Minister Lavrov insisted this Friday that Moscow will not wait “tirelessly” for a security agreement with NATO, for which he blamed the United States. “We are sure that with good will, a willingness to compromise, it is always possible to find a mutually acceptable solution,” Lavrov declared at his annual press conference, in which he assured that Washington had slipped that it could respond to these proposals in one week. “At the same time, we continue to prepare for any possible course of events,” added the minister, who pointed out, without specifying, that the failure of the negotiations could involve the “deployment” of military material.
Although it gives a touch of whitewash, the tone of Russia is increasingly elevated. On Thursday, Deputy Foreign Minister Sergei Ryabkov refused to rule out a military deployment to Cuba and Venezuela if tensions with the United States escalate. Ryabkov, who led the Russian delegation in the talks with the US these days, assured in an interview with the Russian television channel RTVI that he could “neither confirm nor exclude” the possibility of Moscow sending military assets to Latin America if Washington and its allies do not restrict their military activities at the door of Russia.

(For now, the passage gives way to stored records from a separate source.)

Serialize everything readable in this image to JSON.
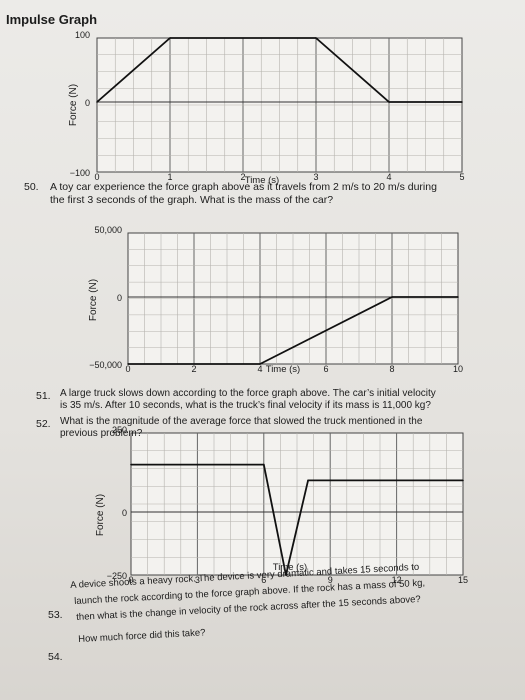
{
  "header": {
    "title": "Impulse Graph"
  },
  "graphs": [
    {
      "ylabel": "Force (N)",
      "xlabel": "Time (s)",
      "y_ticks": [
        "100",
        "0",
        "−100"
      ],
      "x_ticks": [
        "0",
        "1",
        "2",
        "3",
        "4",
        "5"
      ]
    },
    {
      "ylabel": "Force (N)",
      "xlabel": "Time (s)",
      "y_ticks": [
        "50,000",
        "0",
        "−50,000"
      ],
      "x_ticks": [
        "0",
        "2",
        "4",
        "6",
        "8",
        "10"
      ]
    },
    {
      "ylabel": "Force (N)",
      "xlabel": "Time (s)",
      "y_ticks": [
        "250",
        "0",
        "−250"
      ],
      "x_ticks": [
        "0",
        "3",
        "6",
        "9",
        "12",
        "15"
      ]
    }
  ],
  "questions": {
    "q50_num": "50.",
    "q50_line1": "A toy car experience the force graph above as it travels from 2 m/s to 20 m/s during",
    "q50_line2": "the first 3 seconds of the graph. What is the mass of the car?",
    "q51_num": "51.",
    "q51_line1": "A large truck slows down according to the force graph above. The car’s initial velocity",
    "q51_line2": "is 35 m/s. After 10 seconds, what is the truck’s final velocity if its mass is 11,000 kg?",
    "q52_num": "52.",
    "q52_line1": "What is the magnitude of the average force that slowed the truck mentioned in the",
    "q52_line2": "previous problem?",
    "q53_num": "53.",
    "q53_line1": "A device shoots a heavy rock. The device is very dramatic and takes 15 seconds to",
    "q53_line2": "launch the rock according to the force graph above. If the rock has a mass of 50 kg,",
    "q53_line3": "then what is the change in velocity of the rock across after the 15 seconds above?",
    "q54_num": "54.",
    "q54_line1": "How much force did this take?"
  },
  "chart_data": [
    {
      "type": "line",
      "title": "Impulse Graph",
      "xlabel": "Time (s)",
      "ylabel": "Force (N)",
      "xlim": [
        0,
        5
      ],
      "ylim": [
        -100,
        100
      ],
      "x": [
        0,
        1,
        3,
        4,
        5
      ],
      "y": [
        0,
        100,
        100,
        0,
        0
      ],
      "grid": true
    },
    {
      "type": "line",
      "xlabel": "Time (s)",
      "ylabel": "Force (N)",
      "xlim": [
        0,
        10
      ],
      "ylim": [
        -50000,
        50000
      ],
      "x": [
        0,
        4,
        8,
        10
      ],
      "y": [
        -50000,
        -50000,
        0,
        0
      ],
      "grid": true
    },
    {
      "type": "line",
      "xlabel": "Time (s)",
      "ylabel": "Force (N)",
      "xlim": [
        0,
        15
      ],
      "ylim": [
        -250,
        250
      ],
      "x": [
        0,
        6,
        7,
        8,
        15
      ],
      "y": [
        150,
        150,
        -250,
        100,
        100
      ],
      "grid": true
    }
  ]
}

US National Security Adviser Jake Sullivan has called the comment “bragging”. The Atlantic Alliance has already stressed that it will not grant Moscow the right to veto accession to NATO and that Russia has no voice in the expansion process of the military Alliance or in matters that concern the sovereignty of other countries.
The idea that Ukraine is getting closer to the West and moving away from Russia’s orbit is one of the main concerns of Russian President Vladimir Putin, who in recent times has deepened his thesis that Russians and Ukrainians are “ one people” and that Ukraine is on its way to becoming a NATO “aircraft carrier”. As he demonstrated in 2014, by annexing the Crimean peninsula and by politically and militarily supporting the pro-Russian separatists in Donetsk and Lugansk, who are fighting the Kiev Army, for the Kremlin leader keeping Ukraine under his thumb is one of the main workhorses of Russian foreign policy.